4連作。小松作品は短編でも凄まじい。島での穏やかな暮らし、オカルトチックな憑かれた女性、幻聴のような誰かとの会話、男女が絶頂を迎える時。そんな始まりの物語が最終的には壮大な宇宙論に昇華する。理解したとは言えないけど、そこに至るまでの惹きつけられる緻密な描写は息が詰まるほどえげつない。裏切った恋人を噛み殺し、心臓を食べたマリアの意識の中に侵入する表題作は特に気味の悪さと無限に広がる意識の世界が途方もなくて恐ろしい。人類は宇宙の子供だなと思ったけど最終話の展開がまた斬新。小松氏の飽くなき探究心に脱帽です。

2020/03/09

Shun

哲学的かつ文学性の高いSF作品集でした。ここには著者曰く、<「もっとも個人的な旅」の備忘録であり、それぞれ「出発」「渦」「難破」「孤島」に関する、ほんの一行ずつのメモ>とされる4篇が収録されており、この形容を理解するには読み込みが足りないと感じています。ただ自分が生まれる前に書かれたSF作品なのに文体に古さは感じないし、超自然についての描写や哲学的な語りに目を瞠ります。特に4つ目の「あなろぐ・らゔ」で描かれる生命や自然現象を前に感じるあの美しさは、著者の眼から覗いているような臨場感が素晴らしかったです。

2019/09/20

ぐっちー

私はずっと小松左京を誤解していて読まずにいた。何、このめくるめく世界観。宇宙へと突き出た岬で詩歌と薬物と死に塗れたり、心の闇を辿るうちに目玉がグルっと反転して内面と宇宙が裏返しにひっくり返ったり。凄まじい仮想体験、ほとんど読むトリップ。100分de名著、ほんと数多くのきっかけをくれます。

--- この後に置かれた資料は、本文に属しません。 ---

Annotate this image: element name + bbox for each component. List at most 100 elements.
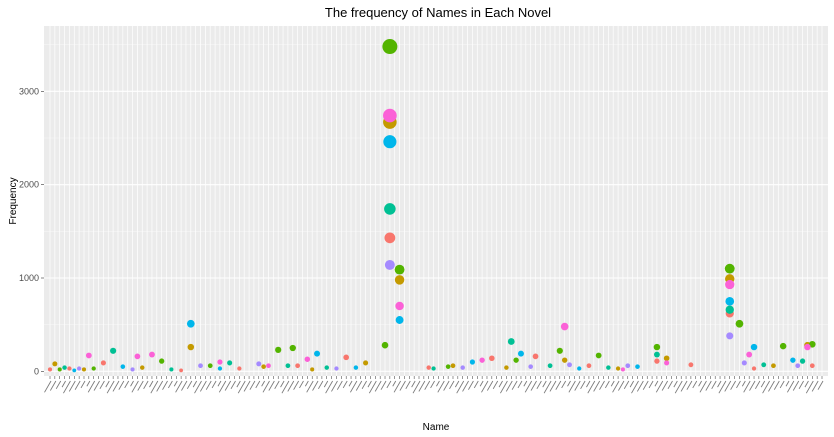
data-point <box>725 305 734 314</box>
x-tick-label <box>336 380 343 390</box>
x-tick-label <box>124 380 130 389</box>
data-point <box>808 340 816 348</box>
x-tick-label <box>280 380 285 388</box>
x-tick-label <box>173 380 178 387</box>
x-tick-label <box>249 380 256 390</box>
data-point <box>654 358 660 364</box>
x-tick-label <box>218 380 227 393</box>
data-point <box>504 365 509 370</box>
data-point <box>76 366 82 371</box>
x-tick-label <box>361 380 367 390</box>
data-point <box>334 366 339 371</box>
data-point <box>725 279 735 290</box>
data-point <box>81 367 87 372</box>
x-tick-label <box>654 380 659 387</box>
x-tick-label <box>631 380 639 394</box>
x-tick-label <box>754 380 761 390</box>
x-tick-label <box>629 380 635 388</box>
x-tick-label <box>194 380 202 394</box>
data-point <box>394 264 405 275</box>
x-tick-label <box>74 380 81 390</box>
x-tick-label <box>418 380 426 392</box>
gridlines <box>44 26 828 376</box>
x-tick-label <box>342 380 348 389</box>
data-point <box>179 368 184 373</box>
data-point <box>507 338 515 345</box>
x-tick-label <box>411 380 416 388</box>
x-tick-label <box>567 380 571 387</box>
x-tick-label <box>386 380 392 389</box>
data-point <box>381 341 389 349</box>
x-tick-label <box>217 380 222 387</box>
x-tick-label <box>205 380 212 390</box>
data-point <box>726 332 734 340</box>
y-tick-label: 3000 <box>19 86 39 96</box>
data-point <box>567 362 572 368</box>
x-tick-label <box>680 380 688 392</box>
x-tick-label <box>199 380 207 392</box>
data-point <box>295 363 300 369</box>
x-tick-label <box>348 380 353 387</box>
y-tick-label: 2000 <box>19 180 39 190</box>
data-point <box>595 352 602 359</box>
x-tick-label <box>500 380 508 394</box>
x-tick-label <box>587 380 596 394</box>
x-tick-label <box>149 380 154 388</box>
x-tick-label <box>599 380 605 390</box>
x-tick-label <box>436 380 440 387</box>
data-point <box>140 365 145 370</box>
x-tick-label <box>424 380 431 390</box>
x-tick-label <box>699 380 707 393</box>
data-point <box>560 322 569 331</box>
data-point <box>207 363 213 369</box>
data-point <box>804 343 811 351</box>
data-point <box>159 358 165 364</box>
x-tick-label <box>162 380 168 390</box>
x-tick-label <box>612 380 620 393</box>
x-tick-label <box>61 380 66 388</box>
data-point <box>47 367 53 372</box>
data-point <box>217 366 223 371</box>
x-tick-label <box>642 380 649 390</box>
data-point <box>426 365 431 370</box>
x-tick-label <box>237 380 246 394</box>
x-tick-label <box>318 380 324 390</box>
data-point <box>450 363 456 369</box>
data-point <box>85 352 92 359</box>
x-tick-label <box>437 380 445 393</box>
data-point <box>635 364 640 369</box>
data-point <box>751 366 757 371</box>
x-tick-label <box>236 380 241 388</box>
x-tick-label <box>555 380 562 390</box>
data-point <box>795 363 801 369</box>
data-point <box>724 263 735 274</box>
x-tick-label <box>87 380 96 393</box>
x-tick-label <box>768 380 775 392</box>
data-point <box>353 365 359 370</box>
data-point <box>615 366 621 371</box>
data-point <box>149 351 155 358</box>
x-tick-label <box>306 380 314 393</box>
x-tick-label <box>224 380 232 391</box>
data-point <box>343 354 350 361</box>
data-point <box>741 360 747 366</box>
data-point <box>289 344 296 352</box>
x-tick-label <box>741 380 746 387</box>
x-tick-label <box>667 380 673 390</box>
x-tick-label <box>811 380 819 392</box>
x-tick-label <box>399 380 406 391</box>
data-point <box>750 343 758 351</box>
data-point <box>431 366 436 371</box>
x-tick-label <box>618 380 625 391</box>
x-tick-label <box>49 380 57 391</box>
x-axis-ticks <box>44 376 824 394</box>
x-tick-label <box>274 380 280 390</box>
x-tick-label <box>44 380 52 393</box>
x-tick-label <box>186 380 193 390</box>
x-tick-label <box>99 380 105 390</box>
x-tick-label <box>243 380 251 392</box>
x-tick-label <box>430 380 435 389</box>
x-tick-label <box>281 380 290 394</box>
x-tick-label <box>724 380 732 392</box>
data-point <box>469 359 476 365</box>
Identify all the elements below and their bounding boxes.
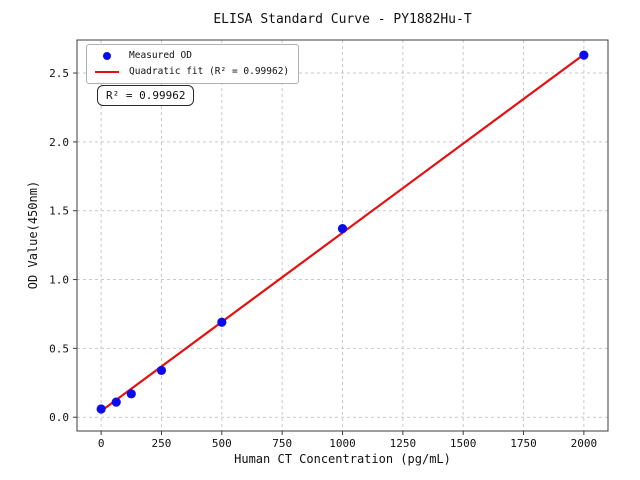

ところで、違うかもしれませんが乾石智子さんの紐結びの魔導師3部作はゴルディアスの結び目へのオマージュが含まれているように思いました。

2019/07/28

イツキ

どの短編もすさまじい完成度と映像が浮かんでくる緻密な描写が素晴らしかったです。壮大な宇宙観が描かれる三編もとても読みごたえがあって面白かったですが、とある島を舞台にした「岬にて」のどこまでが現実でどこまでが麻薬に酔っぱらった老人たちの妄想なのか分からなくなるとらえどころのない雰囲気が特に印象に残りました。